These typical symptoms often lead to the diagnosis so special tests and scans are generally not necessary. GP or physiotherapist can usually diagnose Osgood-Schlatter just by talking to you and examining your knee.

How to manage the symptoms? 

  • Cut down the time on playing aggravating activities. Taking a 2–4-week break may help relieve the symptoms. In the meantime, try low-impact activities like swimming or cycling.
  • Take more rest breaks during training
  • Try not to do the same activity more than 2 days in a row (or aim to keep it to no more than 4 days a week)
  • Pain should not be more than 2 out of 10 when playing sports and should not last longer than one hour after the activities. Pain should not be felt in the following morning.

Activity Modification and Rest:

  • Cut down the time on playing aggravating activities. Taking a 2–4-week break
    may help relieve the symptoms.
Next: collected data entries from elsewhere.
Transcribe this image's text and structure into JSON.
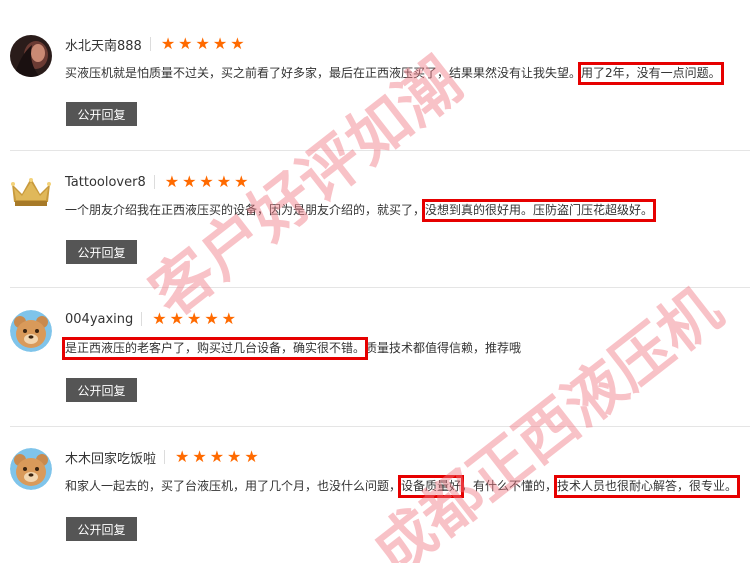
{
  "reviews": [
    {
      "username": "水北天南888",
      "rating": 5,
      "avatar": "dark-photo-avatar",
      "text_before": "买液压机就是怕质量不过关，买之前看了好多家，最后在正西液压买了，结果果然没有让我失望。",
      "text_highlight": "用了2年，没有一点问题。",
      "reply_label": "公开回复"
    },
    {
      "username": "Tattoolover8",
      "rating": 5,
      "avatar": "gold-crown-avatar",
      "text_before": "一个朋友介绍我在正西液压买的设备，因为是朋友介绍的，就买了，",
      "text_highlight": "没想到真的很好用。压防盗门压花超级好。",
      "reply_label": "公开回复"
    },
    {
      "username": "004yaxing",
      "rating": 5,
      "avatar": "bear-avatar",
      "text_highlight": "是正西液压的老客户了，购买过几台设备，确实很不错。",
      "text_after": "质量技术都值得信赖，推荐哦",
      "reply_label": "公开回复"
    },
    {
      "username": "木木回家吃饭啦",
      "rating": 5,
      "avatar": "bear-avatar",
      "text_before": "和家人一起去的，买了台液压机，用了几个月，也没什么问题，",
      "text_highlight": "设备质量好",
      "text_middle": "，有什么不懂的，",
      "text_highlight2": "技术人员也很耐心解答，很专业。",
      "reply_label": "公开回复"
    }
  ],
  "watermarks": {
    "top": "客户好评如潮",
    "bottom": "成都正西液压机"
  },
  "colors": {
    "star": "#ff6a00",
    "highlight_border": "#e60000",
    "button_bg": "#555555",
    "watermark": "#f07882"
  }
}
In the meantime, try low-impact activities like
    swimming or cycling.
  • Take more rest breaks during training
  • Try not to do the same activity more than 2 days in a row (or aim to keep it to no more than 4 days a week)
  • Pain should not be more than 2 out of 10 when playing sports and should not last longer than one hour after the activities. Pain should not be felt in the following morning.

Ice

  • Wrap the ice pack in a towel and ice the affected area for around 10-15 minutes.

Pain Relief

  • Always discuss with your GP before taking the medications that can be used to help reduce pain and swelling.
  • Do not take painkillers to mask your pain when returning to sports.

Sleep

  • Rest days are important for both mental and physical recovery
  • 8-12 hours sleep is recommended. A high-quality sleep is essential for body to heal.

Diet

  • Always eat 3 main meals per day. You can also eat some healthy snacks between meals to fuel up your body during growth spurts!
  • Don’t skip meals, especially breakfast!
  • Vitamin D supplements also help improving bone health and recovery, especially in winter months. NHS recommended a daily intake of 10 micrograms(400IU).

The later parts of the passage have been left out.